Despite all the bad blood that flows between different factions of the Northern Alliance — or the United Islamic Front as they insist on being called –and despite the death of Mr. Massood, the coalition seems to have done a remarkable job in creating a unified military structure. It has a regular army, the Islamic Army of Afghanistan, which makes up the professional core of Alliance forces and has a traditional military structure.

Then there are regional warlords who usually have an irregular force of their own. Their responsibility is maintenance of law and order in the territories under their control.

Finally, there are the famous commanders such as Gen. Ismail Khan of Herat, Gen. Dostum or Commander Atta. They are responsible for developing the war strategy together with the minister of defence and then implementing it.

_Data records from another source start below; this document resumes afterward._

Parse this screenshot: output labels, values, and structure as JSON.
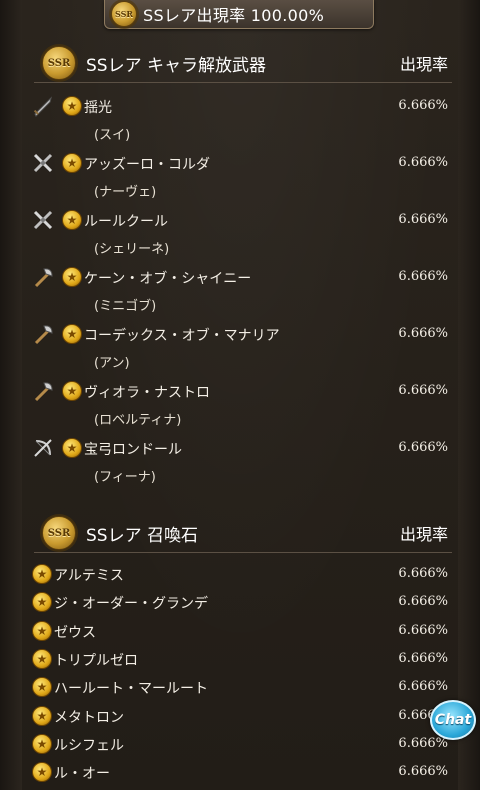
{
  "banner": {
    "badge": "SSR",
    "title": "SSレア出現率 100.00%"
  },
  "weapons_section": {
    "badge": "SSR",
    "title": "SSレア キャラ解放武器",
    "rate_header": "出現率",
    "items": [
      {
        "name": "揺光",
        "character": "(スイ)",
        "rate": "6.666%",
        "icon": "sword-icon"
      },
      {
        "name": "アッズーロ・コルダ",
        "character": "(ナーヴェ)",
        "rate": "6.666%",
        "icon": "crossed-swords-icon"
      },
      {
        "name": "ルールクール",
        "character": "(シェリーネ)",
        "rate": "6.666%",
        "icon": "crossed-swords-icon"
      },
      {
        "name": "ケーン・オブ・シャイニー",
        "character": "(ミニゴブ)",
        "rate": "6.666%",
        "icon": "axe-icon"
      },
      {
        "name": "コーデックス・オブ・マナリア",
        "character": "(アン)",
        "rate": "6.666%",
        "icon": "axe-icon"
      },
      {
        "name": "ヴィオラ・ナストロ",
        "character": "(ロベルティナ)",
        "rate": "6.666%",
        "icon": "axe-icon"
      },
      {
        "name": "宝弓ロンドール",
        "character": "(フィーナ)",
        "rate": "6.666%",
        "icon": "bow-icon"
      }
    ]
  },
  "summon_section": {
    "badge": "SSR",
    "title": "SSレア 召喚石",
    "rate_header": "出現率",
    "items": [
      {
        "name": "アルテミス",
        "rate": "6.666%"
      },
      {
        "name": "ジ・オーダー・グランデ",
        "rate": "6.666%"
      },
      {
        "name": "ゼウス",
        "rate": "6.666%"
      },
      {
        "name": "トリプルゼロ",
        "rate": "6.666%"
      },
      {
        "name": "ハールート・マールート",
        "rate": "6.666%"
      },
      {
        "name": "メタトロン",
        "rate": "6.666%"
      },
      {
        "name": "ルシフェル",
        "rate": "6.666%"
      },
      {
        "name": "ル・オー",
        "rate": "6.666%"
      }
    ]
  },
  "chat_button": {
    "label": "Chat"
  },
  "colors": {
    "background": "#26211b",
    "text": "#f4efe6",
    "gold": "#e0a818",
    "chat": "#2aa7d8"
  }
}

The Islamic Army and regional commanders are answerable to the minister of defence, Gen. Muhammad Fahim. In theory at least, Gen. Fahim gets his orders from president Rabbani, but it is not clear whether Mr. Rabbani holds any real power.

On the civilian side, the structure of the United Front government is much less developed. There are only four functioning ministries for defence, foreign affairs, refugees and finance, Mr. Moslih said.

While the UN struggles to take the initiative in the Afghani peace process and the regional powers — Pakistan, Iran, Russia, India, Tajikistan, Uzbekistan — jostle for influence in the new Afghani government, the biggest challenge facing the anti-Taliban coalition is to put in place some sort of administrative structure to restore a sense of day-to-day normalcy in Afghanistan.

Montreal Gazette reporter Levon Sevunts survived a Taliban raid that killed three foreign journalists, while he was on assignment in Afghanistan. He returned safely to Montreal last night.